Ketamine racemate inhibited the activities of the reassociated KATP channels in a SUR subtype-dependent manner: SUR2A/Kir6.2 (IC50 = 83 microM), SUR2B/Kir6.1 (IC50 = 77 microM), SUR2B/Kir6.2 (IC50 = 89 microM), and SUR1/Kir6.2 (IC50 = 1487 microM). S-(+)-ketamine was significantly less potent than ketamine racemate in blocking all types of reassociated KATP channels. The ketamine racemate and S-(+)-ketamine both inhibited channel currents of the truncated isoform of Kir6.2 (Kir6.2DeltaC36) with very low affinity. Application of 100 mum magnesium adenosine diphosphate significantly enhanced the inhibitory potency of ketamine racemate. The last transmembrane domain of SUR2 was essential for the full inhibitory effect of ketamine racemate.
These results suggest that ketamine-induced inhibition of sarcolemmal KATP channels is mediated by the SUR subunit. These inhibitory effects of ketamine exhibit specificity for cardiovascular KATP channels, at least some degree of stereoselectivity, and interaction with intracellular magnesium adenosine diphosphate.
氯胺酮抑制三磷酸腺苷敏感性钾(KATP)通道,这会导致心脏缺血预处理被阻断以及KATP通道开放剂诱导的血管舒张受到抑制。在本研究中,作者探究了氯胺酮对由表达的亚基、内向整流钾通道(Kir6.1或Kir6.2)和磺脲类受体(SUR1、SUR2A或SUR2B)重新组装的肌膜KATP通道的作用分子机制。
作者采用内面向外膜片钳配置,以研究氯胺酮对在COS-7细胞中表达的包含野生型、突变型或嵌合型SUR的重新组装的Kir6.0/SUR通道活性的影响。

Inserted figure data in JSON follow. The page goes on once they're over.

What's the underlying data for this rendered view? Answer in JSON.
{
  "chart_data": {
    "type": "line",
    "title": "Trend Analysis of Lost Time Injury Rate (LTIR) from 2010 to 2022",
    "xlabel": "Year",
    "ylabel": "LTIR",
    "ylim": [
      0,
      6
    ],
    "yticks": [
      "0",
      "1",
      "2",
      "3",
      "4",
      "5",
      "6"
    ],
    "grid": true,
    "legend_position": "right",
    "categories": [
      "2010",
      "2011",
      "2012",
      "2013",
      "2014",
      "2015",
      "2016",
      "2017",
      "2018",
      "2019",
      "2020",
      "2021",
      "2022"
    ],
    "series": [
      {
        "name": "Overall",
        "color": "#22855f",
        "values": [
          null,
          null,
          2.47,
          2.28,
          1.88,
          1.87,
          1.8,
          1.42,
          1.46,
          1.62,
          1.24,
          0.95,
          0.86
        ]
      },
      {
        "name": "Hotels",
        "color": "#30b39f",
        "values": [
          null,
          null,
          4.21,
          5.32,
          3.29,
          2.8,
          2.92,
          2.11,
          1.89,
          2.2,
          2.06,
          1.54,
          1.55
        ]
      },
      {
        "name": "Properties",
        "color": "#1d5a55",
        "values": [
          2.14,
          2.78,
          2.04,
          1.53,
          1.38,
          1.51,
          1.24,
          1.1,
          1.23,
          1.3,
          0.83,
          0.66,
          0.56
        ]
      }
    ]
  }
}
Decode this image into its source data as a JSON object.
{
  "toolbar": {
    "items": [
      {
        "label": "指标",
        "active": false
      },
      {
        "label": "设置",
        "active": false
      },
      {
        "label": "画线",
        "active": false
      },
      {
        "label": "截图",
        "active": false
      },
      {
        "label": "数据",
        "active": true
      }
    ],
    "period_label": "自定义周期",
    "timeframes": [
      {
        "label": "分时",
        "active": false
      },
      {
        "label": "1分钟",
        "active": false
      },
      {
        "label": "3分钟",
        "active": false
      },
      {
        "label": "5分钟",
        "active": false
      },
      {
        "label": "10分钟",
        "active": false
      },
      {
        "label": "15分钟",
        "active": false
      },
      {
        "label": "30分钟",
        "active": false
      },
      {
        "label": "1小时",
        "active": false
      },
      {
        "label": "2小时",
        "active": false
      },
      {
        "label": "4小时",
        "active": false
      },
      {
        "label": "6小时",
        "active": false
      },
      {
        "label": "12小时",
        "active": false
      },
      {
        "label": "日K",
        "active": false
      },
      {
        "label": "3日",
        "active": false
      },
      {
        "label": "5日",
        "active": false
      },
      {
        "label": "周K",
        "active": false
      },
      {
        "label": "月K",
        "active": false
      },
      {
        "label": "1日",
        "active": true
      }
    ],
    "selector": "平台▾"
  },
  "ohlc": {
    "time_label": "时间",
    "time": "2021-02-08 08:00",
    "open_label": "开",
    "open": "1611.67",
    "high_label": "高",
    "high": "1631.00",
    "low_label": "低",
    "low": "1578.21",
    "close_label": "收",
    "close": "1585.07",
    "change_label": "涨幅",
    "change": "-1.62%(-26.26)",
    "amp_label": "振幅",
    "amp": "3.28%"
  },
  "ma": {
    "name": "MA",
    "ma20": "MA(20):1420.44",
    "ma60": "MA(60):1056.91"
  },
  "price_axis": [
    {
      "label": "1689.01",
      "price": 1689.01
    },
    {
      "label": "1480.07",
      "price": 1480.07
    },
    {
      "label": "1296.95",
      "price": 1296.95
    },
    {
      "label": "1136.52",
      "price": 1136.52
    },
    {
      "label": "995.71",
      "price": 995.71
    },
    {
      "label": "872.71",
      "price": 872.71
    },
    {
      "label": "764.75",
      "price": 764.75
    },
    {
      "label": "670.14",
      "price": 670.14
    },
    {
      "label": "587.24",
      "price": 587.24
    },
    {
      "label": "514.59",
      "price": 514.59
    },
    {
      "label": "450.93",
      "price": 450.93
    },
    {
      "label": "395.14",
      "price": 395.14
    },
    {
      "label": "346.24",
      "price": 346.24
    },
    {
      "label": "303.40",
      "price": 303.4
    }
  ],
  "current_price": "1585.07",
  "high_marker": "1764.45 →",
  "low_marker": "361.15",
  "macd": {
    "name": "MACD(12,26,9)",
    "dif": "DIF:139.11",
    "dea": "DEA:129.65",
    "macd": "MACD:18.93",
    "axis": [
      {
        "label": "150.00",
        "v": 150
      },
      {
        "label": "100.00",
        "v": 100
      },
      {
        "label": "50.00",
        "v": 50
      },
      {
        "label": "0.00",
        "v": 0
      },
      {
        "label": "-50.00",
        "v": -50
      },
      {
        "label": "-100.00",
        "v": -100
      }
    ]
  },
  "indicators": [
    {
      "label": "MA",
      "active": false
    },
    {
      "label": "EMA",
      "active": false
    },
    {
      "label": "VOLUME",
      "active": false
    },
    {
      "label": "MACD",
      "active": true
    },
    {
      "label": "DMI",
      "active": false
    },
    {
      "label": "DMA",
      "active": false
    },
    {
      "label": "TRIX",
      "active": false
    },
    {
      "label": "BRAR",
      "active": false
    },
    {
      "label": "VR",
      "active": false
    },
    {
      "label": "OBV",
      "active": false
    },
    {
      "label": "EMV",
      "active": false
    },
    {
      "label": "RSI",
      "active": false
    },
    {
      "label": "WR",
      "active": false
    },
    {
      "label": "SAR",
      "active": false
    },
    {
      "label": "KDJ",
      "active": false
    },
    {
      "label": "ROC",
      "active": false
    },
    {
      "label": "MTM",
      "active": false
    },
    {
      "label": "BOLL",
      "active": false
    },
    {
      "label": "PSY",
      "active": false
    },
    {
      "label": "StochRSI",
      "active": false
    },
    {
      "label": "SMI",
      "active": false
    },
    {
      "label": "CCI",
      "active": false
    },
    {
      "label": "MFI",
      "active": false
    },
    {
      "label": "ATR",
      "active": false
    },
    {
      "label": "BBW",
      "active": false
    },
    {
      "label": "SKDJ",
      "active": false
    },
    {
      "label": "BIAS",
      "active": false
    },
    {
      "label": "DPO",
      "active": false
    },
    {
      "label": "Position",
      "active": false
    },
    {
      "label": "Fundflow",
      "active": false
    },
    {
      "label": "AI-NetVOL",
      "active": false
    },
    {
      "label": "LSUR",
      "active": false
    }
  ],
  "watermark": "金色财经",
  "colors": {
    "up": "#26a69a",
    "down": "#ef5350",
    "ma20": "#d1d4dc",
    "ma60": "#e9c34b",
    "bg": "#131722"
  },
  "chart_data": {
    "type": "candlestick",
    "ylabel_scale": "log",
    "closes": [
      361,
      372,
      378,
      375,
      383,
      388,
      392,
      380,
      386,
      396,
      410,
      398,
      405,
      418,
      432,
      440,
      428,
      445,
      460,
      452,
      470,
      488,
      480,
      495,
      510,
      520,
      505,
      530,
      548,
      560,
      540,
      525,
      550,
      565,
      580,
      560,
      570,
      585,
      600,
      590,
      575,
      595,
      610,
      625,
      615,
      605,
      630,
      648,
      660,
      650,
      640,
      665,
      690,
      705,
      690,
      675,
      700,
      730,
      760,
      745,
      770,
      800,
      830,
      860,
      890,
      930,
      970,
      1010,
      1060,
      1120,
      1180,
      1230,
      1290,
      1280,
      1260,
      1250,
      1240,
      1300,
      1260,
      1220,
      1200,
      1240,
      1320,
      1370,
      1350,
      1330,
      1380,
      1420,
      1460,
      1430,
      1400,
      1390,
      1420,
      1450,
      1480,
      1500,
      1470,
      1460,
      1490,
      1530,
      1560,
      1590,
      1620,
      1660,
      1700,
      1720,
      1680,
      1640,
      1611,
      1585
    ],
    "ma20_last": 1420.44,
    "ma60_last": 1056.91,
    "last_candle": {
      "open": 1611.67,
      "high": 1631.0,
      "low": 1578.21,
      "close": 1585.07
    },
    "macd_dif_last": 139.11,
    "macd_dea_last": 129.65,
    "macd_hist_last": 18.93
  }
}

消旋氯胺酮以SUR亚型依赖性方式抑制重新组装的KATP通道活性:SUR2A/Kir6.2(半数抑制浓度[IC50]=83微摩尔)、SUR2B/Kir6.1(IC50=77微摩尔)、SUR2B/Kir6.2(IC50=89微摩尔)和SUR1/Kir6.2(IC50=1487微摩尔)。S-(+)-氯胺酮在阻断所有类型的重新组装的KATP通道方面,效力明显低于消旋氯胺酮。消旋氯胺酮和S-(+)-氯胺酮均以非常低的亲和力抑制Kir6.2截短异构体(Kir6.2DeltaC36)的通道电流。应用100微摩尔的镁二磷酸腺苷可显著增强消旋氯胺酮的抑制效力。SUR2的最后一个跨膜结构域对于消旋氯胺酮的完全抑制作用至关重要。
这些结果表明,氯胺酮诱导的肌膜KATP通道抑制是由SUR亚基介导的。氯胺酮的这些抑制作用对心血管KATP通道具有特异性,至少具有一定程度的立体选择性,并与细胞内镁二磷酸腺苷相互作用。